Anggaplah misalnya itu yang terjadi, lalu ada sosok Halimah yang bisa menyusui bayi nabi. Seharusnya bayi itu tetap di rumah ibunya. Halimah lah yang tinggal di rumah Aminah. Toh dia diberi upah juga.
Tapi faktanya tidak begitu. Bayi Nabi SAW itu dibawa pulang ke rumah Halimah. Rumahnya itu bukan di Mekkah, tapi nun jauh disana, yaitu perkampungan Bani Sa'ad.
Berdasarkan sumber-sumber sejarah dan geografis, jarak antara Mekkah ke perkampungan Bani Sa'ad, tempat Halimah As-Sa'diyah tinggal, diperkirakan sekitar 120 hingga 150 kilometer.
Lokasi Bani Sa'ad berada di arah tenggara Mekkah, di sebuah lembah dekat kota Thaif modern.
Perjalanan menuju lokasi tersebut melewati daerah gurun dan pegunungan, dan pada masa itu, perjalanan dengan unta memakan waktu beberapa hari.
Pertanyaannya: kok bisa setega itu? Bayi itu anak semata wayang, tidak punya ayah, hanya ada ibu. Kok bisa Aminah melepas anak semata wayang tinggal di kampung bersama orang yang bukan saudara, bukan teman, bukan siapa-siapa?

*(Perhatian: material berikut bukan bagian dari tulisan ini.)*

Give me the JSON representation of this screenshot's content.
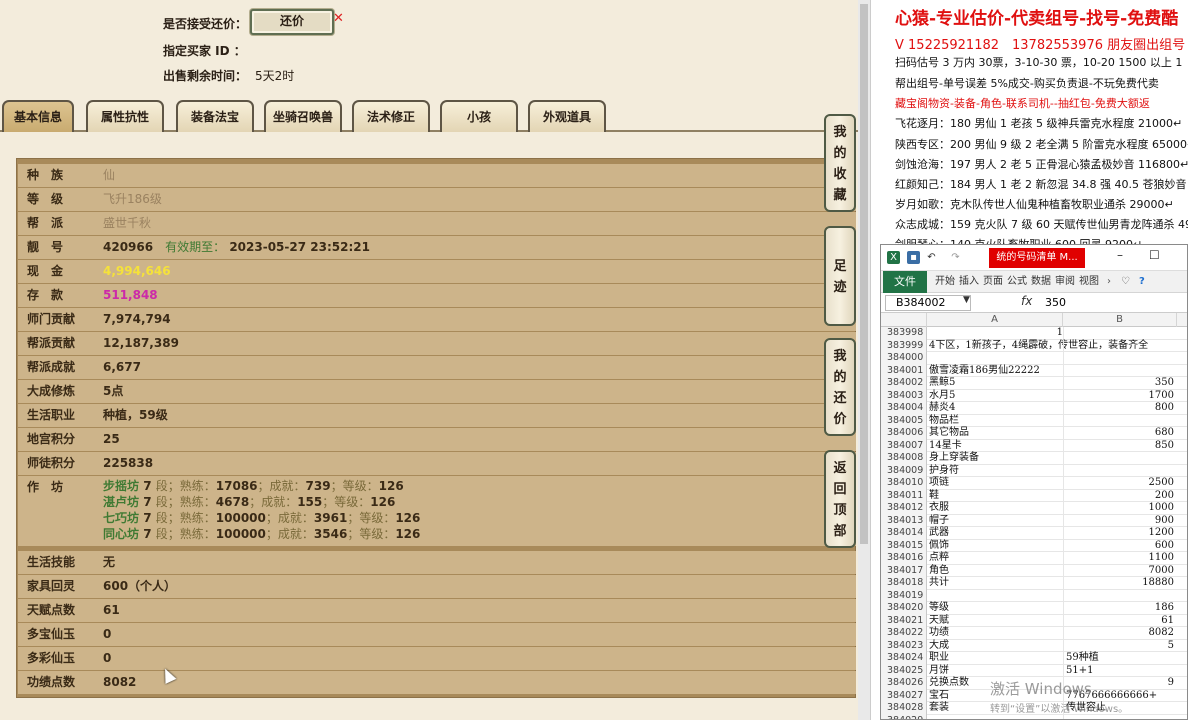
{
  "game": {
    "accept_counter_label": "是否接受还价：",
    "counter_button": "还价",
    "buyer_id_label": "指定买家 ID ：",
    "time_left_label": "出售剩余时间：",
    "time_left_value": "5天2时",
    "tabs": [
      "基本信息",
      "属性抗性",
      "装备法宝",
      "坐骑召唤兽",
      "法术修正",
      "小孩",
      "外观道具"
    ],
    "rows": [
      {
        "k": "种　族",
        "v": "仙",
        "cls": "pale"
      },
      {
        "k": "等　级",
        "v": "飞升186级",
        "cls": "pale"
      },
      {
        "k": "帮　派",
        "v": "盛世千秋",
        "cls": "pale"
      },
      {
        "k": "靓　号",
        "v": "420966",
        "extra_label": "有效期至：",
        "extra_value": "2023-05-27 23:52:21"
      },
      {
        "k": "现　金",
        "v": "4,994,646",
        "cls": "yellow"
      },
      {
        "k": "存　款",
        "v": "511,848",
        "cls": "magenta"
      },
      {
        "k": "师门贡献",
        "v": "7,974,794"
      },
      {
        "k": "帮派贡献",
        "v": "12,187,389"
      },
      {
        "k": "帮派成就",
        "v": "6,677"
      },
      {
        "k": "大成修炼",
        "v": "5点"
      },
      {
        "k": "生活职业",
        "v": "种植，59级"
      },
      {
        "k": "地宫积分",
        "v": "25"
      },
      {
        "k": "师徒积分",
        "v": "225838"
      }
    ],
    "workshop_label": "作　坊",
    "workshops": [
      {
        "name": "步摇坊",
        "dan": "7",
        "shulian": "17086",
        "chengjiu": "739",
        "dengji": "126"
      },
      {
        "name": "湛卢坊",
        "dan": "7",
        "shulian": "4678",
        "chengjiu": "155",
        "dengji": "126"
      },
      {
        "name": "七巧坊",
        "dan": "7",
        "shulian": "100000",
        "chengjiu": "3961",
        "dengji": "126"
      },
      {
        "name": "同心坊",
        "dan": "7",
        "shulian": "100000",
        "chengjiu": "3546",
        "dengji": "126"
      }
    ],
    "workshop_words": {
      "duan": "段；",
      "shulian": "熟练：",
      "chengjiu": "；成就：",
      "dengji": "；等级："
    },
    "rows_after": [
      {
        "k": "生活技能",
        "v": "无"
      },
      {
        "k": "家具回灵",
        "v": "600（个人）"
      },
      {
        "k": "天赋点数",
        "v": "61"
      },
      {
        "k": "多宝仙玉",
        "v": "0"
      },
      {
        "k": "多彩仙玉",
        "v": "0"
      },
      {
        "k": "功绩点数",
        "v": "8082"
      }
    ],
    "side_buttons": [
      {
        "name": "my-favorites",
        "chars": [
          "我",
          "的",
          "收",
          "藏"
        ]
      },
      {
        "name": "footprint",
        "chars": [
          "足",
          "迹"
        ]
      },
      {
        "name": "my-counter",
        "chars": [
          "我",
          "的",
          "还",
          "价"
        ]
      },
      {
        "name": "back-to-top",
        "chars": [
          "返",
          "回",
          "顶",
          "部"
        ]
      }
    ]
  },
  "ad": {
    "title": "心猿-专业估价-代卖组号-找号-免费酷",
    "phones": "V 15225921182　13782553976 朋友圈出组号",
    "lines": [
      {
        "t": "扫码估号 3 万内 30票，3-10-30 票，10-20 1500 以上 1",
        "red": false
      },
      {
        "t": "帮出组号-单号误差 5%成交-购买负责退-不玩免费代卖",
        "red": false
      },
      {
        "t": "藏宝阁物资-装备-角色-联系司机--抽红包-免费大额返",
        "red": true
      },
      {
        "t": "飞花逐月：180 男仙 1 老孩 5 级神兵雷克水程度 21000↵",
        "red": false
      },
      {
        "t": "陕西专区：200 男仙 9 级 2 老全满 5 阶雷克水程度 65000↵",
        "red": false
      },
      {
        "t": "剑蚀沧海：197 男人 2 老 5 正骨混心猿孟极妙音 116800↵",
        "red": false
      },
      {
        "t": "红颜知己：184 男人 1 老 2 新忽混 34.8 强 40.5 苍狼妙音 22",
        "red": false
      },
      {
        "t": "岁月如歌：克木队传世人仙鬼种植畜牧职业通杀 29000↵",
        "red": false
      },
      {
        "t": "众志成城：159 克火队 7 级 60 天赋传世仙男青龙阵通杀 49",
        "red": false
      },
      {
        "t": "剑胆琴心：140 克火队畜牧职业 600 回灵 9200↵",
        "red": false
      }
    ]
  },
  "excel": {
    "window_title": "统的号码清单 M...",
    "ribbon_tabs": [
      "文件",
      "开始",
      "插入",
      "页面",
      "公式",
      "数据",
      "审阅",
      "视图"
    ],
    "name_box": "B384002",
    "fx": "fx",
    "formula_value": "350",
    "col_a": "A",
    "col_b": "B",
    "rows": [
      {
        "n": "383998",
        "a": "1",
        "ar": true,
        "b": ""
      },
      {
        "n": "383999",
        "a": "4下区，1新孩子，4绳霹破，传世容止，装备齐全",
        "b": ""
      },
      {
        "n": "384000",
        "a": "",
        "b": ""
      },
      {
        "n": "384001",
        "a": "傲雪凌霜186男仙22222",
        "b": ""
      },
      {
        "n": "384002",
        "a": "黑鲸5",
        "b": "350",
        "br": true
      },
      {
        "n": "384003",
        "a": "水月5",
        "b": "1700",
        "br": true
      },
      {
        "n": "384004",
        "a": "赫炎4",
        "b": "800",
        "br": true
      },
      {
        "n": "384005",
        "a": "物品栏",
        "b": ""
      },
      {
        "n": "384006",
        "a": "其它物品",
        "b": "680",
        "br": true
      },
      {
        "n": "384007",
        "a": "14星卡",
        "b": "850",
        "br": true
      },
      {
        "n": "384008",
        "a": "身上穿装备",
        "b": ""
      },
      {
        "n": "384009",
        "a": "护身符",
        "b": ""
      },
      {
        "n": "384010",
        "a": "项链",
        "b": "2500",
        "br": true
      },
      {
        "n": "384011",
        "a": "鞋",
        "b": "200",
        "br": true
      },
      {
        "n": "384012",
        "a": "衣服",
        "b": "1000",
        "br": true
      },
      {
        "n": "384013",
        "a": "帽子",
        "b": "900",
        "br": true
      },
      {
        "n": "384014",
        "a": "武器",
        "b": "1200",
        "br": true
      },
      {
        "n": "384015",
        "a": "佩饰",
        "b": "600",
        "br": true
      },
      {
        "n": "384016",
        "a": "点粹",
        "b": "1100",
        "br": true
      },
      {
        "n": "384017",
        "a": "角色",
        "b": "7000",
        "br": true
      },
      {
        "n": "384018",
        "a": "共计",
        "b": "18880",
        "br": true
      },
      {
        "n": "384019",
        "a": "",
        "b": ""
      },
      {
        "n": "384020",
        "a": "等级",
        "b": "186",
        "br": true
      },
      {
        "n": "384021",
        "a": "天赋",
        "b": "61",
        "br": true
      },
      {
        "n": "384022",
        "a": "功绩",
        "b": "8082",
        "br": true
      },
      {
        "n": "384023",
        "a": "大成",
        "b": "5",
        "br": true
      },
      {
        "n": "384024",
        "a": "职业",
        "b": "59种植"
      },
      {
        "n": "384025",
        "a": "月饼",
        "b": "51+1"
      },
      {
        "n": "384026",
        "a": "兑换点数",
        "b": "9",
        "br": true
      },
      {
        "n": "384027",
        "a": "宝石",
        "b": "7767666666666+"
      },
      {
        "n": "384028",
        "a": "套装",
        "b": "传世容止"
      },
      {
        "n": "384029",
        "a": "",
        "b": ""
      }
    ]
  },
  "watermark": {
    "line1": "激活 Windows",
    "line2": "转到“设置”以激活 Windows。"
  }
}
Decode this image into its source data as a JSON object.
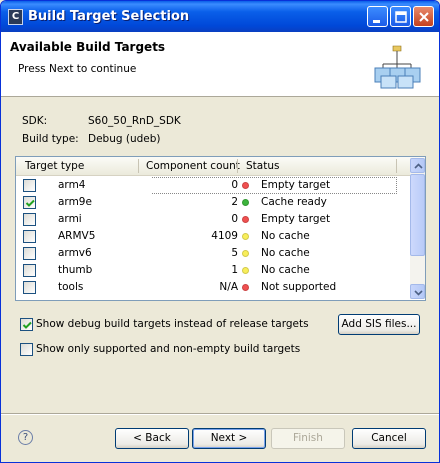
{
  "window": {
    "title": "Build Target Selection",
    "app_icon_glyph": "C"
  },
  "header": {
    "title": "Available Build Targets",
    "subtitle": "Press Next to continue"
  },
  "info": {
    "sdk_label": "SDK:",
    "sdk_value": "S60_50_RnD_SDK",
    "build_type_label": "Build type:",
    "build_type_value": "Debug (udeb)"
  },
  "table": {
    "columns": [
      "Target type",
      "Component count",
      "Status"
    ],
    "rows": [
      {
        "name": "arm4",
        "count": "0",
        "status": "Empty target",
        "checked": false,
        "status_color": "#f05050"
      },
      {
        "name": "arm9e",
        "count": "2",
        "status": "Cache ready",
        "checked": true,
        "status_color": "#3cb43c"
      },
      {
        "name": "armi",
        "count": "0",
        "status": "Empty target",
        "checked": false,
        "status_color": "#f05050"
      },
      {
        "name": "ARMV5",
        "count": "4109",
        "status": "No cache",
        "checked": false,
        "status_color": "#f8ee5a"
      },
      {
        "name": "armv6",
        "count": "5",
        "status": "No cache",
        "checked": false,
        "status_color": "#f8ee5a"
      },
      {
        "name": "thumb",
        "count": "1",
        "status": "No cache",
        "checked": false,
        "status_color": "#f8ee5a"
      },
      {
        "name": "tools",
        "count": "N/A",
        "status": "Not supported",
        "checked": false,
        "status_color": "#f05050"
      }
    ]
  },
  "options": {
    "show_debug_label": "Show debug build targets instead of release targets",
    "show_debug_checked": true,
    "show_supported_label": "Show only supported and non-empty build targets",
    "show_supported_checked": false,
    "add_sis_label": "Add SIS files..."
  },
  "buttons": {
    "back": "< Back",
    "next": "Next >",
    "finish": "Finish",
    "cancel": "Cancel",
    "help_glyph": "?"
  },
  "colors": {
    "titlebar": "#0a5fe9",
    "dialog_bg": "#ece9d8",
    "focus_border": "#7aa2ea"
  },
  "icons": [
    "app-icon",
    "minimize-icon",
    "maximize-icon",
    "close-icon",
    "wizard-banner-icon",
    "help-icon",
    "checkbox-checked-icon"
  ]
}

Kalau cuma butuh air susu, memangnya Aminah tidak keluar air susunya?
Ternyata Aminah punya banyak air susu. Sampai tumpe-tumpe bahkan.
Ini logikanya gimana, coba?
* * *
Dari sudut pandang modern, tradisi ini terasa sulit dipahami dan bahkan mungkin terlihat tidak berperasaan.
Namun, untuk memahami keunikan ini, kita harus melihatnya melalui lensa nilai-nilai budaya yang berlaku saat itu.
Tradisi ini bukan tentang kurangnya cinta, melainkan tentang prioritas budaya yang sangat berbeda dari kita hari ini.
1. Bahasa Sebagai Inti Kehormatan dan Kekuasaan
Di masyarakat Arab pra-Islam, dan khususnya di kalangan suku Quraisy, bahasa bukanlah sekadar alat komunikasi, melainkan inti dari identitas, kehormatan, dan kekuasaan.
2. Pembeda Status Sosial
Kemampuan untuk berbicara dengan bahasa yang paling fasih dan indah adalah penanda status tertinggi.
Para pemimpin, penyair, dan orator terhebat dihormati dan didengar.
Seseorang yang tidak menguasai fashahat al-lisan akan dianggap rendah atau asing.
3. Fondasi Kekuatan
Segala sesuatu, mulai dari perjanjian damai hingga resolusi konflik dan penyebaran tradisi, dilakukan melalui kekuatan kata-kata.
Menguasai bahasa yang murni sama dengan menguasai kekuasaan.
4. Investasi Masa Depan
Mengirim bayi ke pedalaman untuk mendapatkan bahasa yang murni adalah bentuk investasi terbaik yang bisa diberikan orang tua bangsawan kepada anak mereka, mirip dengan mengirim anak ke universitas terbaik di luar negeri hari ini.
Orang tua rela berpisah demi masa depan terbaik bagi anak mereka.
5. Kepercayaan, Bukan Pembuangan
Penting juga untuk memahami bahwa ini bukan tindakan "membuang" anak.
Halimah As-Sa'diyah, ibu susu Nabi, bukanlah orang asing yang sembarangan. Ia berasal dari suku Bani Sa'ad yang terkenal karena kemurnian bahasanya dan integritas moralnya.
Pemilihan ibu susu adalah proses yang sangat selektif dan didasarkan pada kepercayaan penuh dari keluarga Nabi.
Jadi, dari kacamata mereka, tradisi ini adalah ekspresi cinta dan tanggung jawab orang tua yang paling tulus, yang berfokus pada pembentukan karakter dan kemampuan anak untuk menjadi pemimpin di masa depan.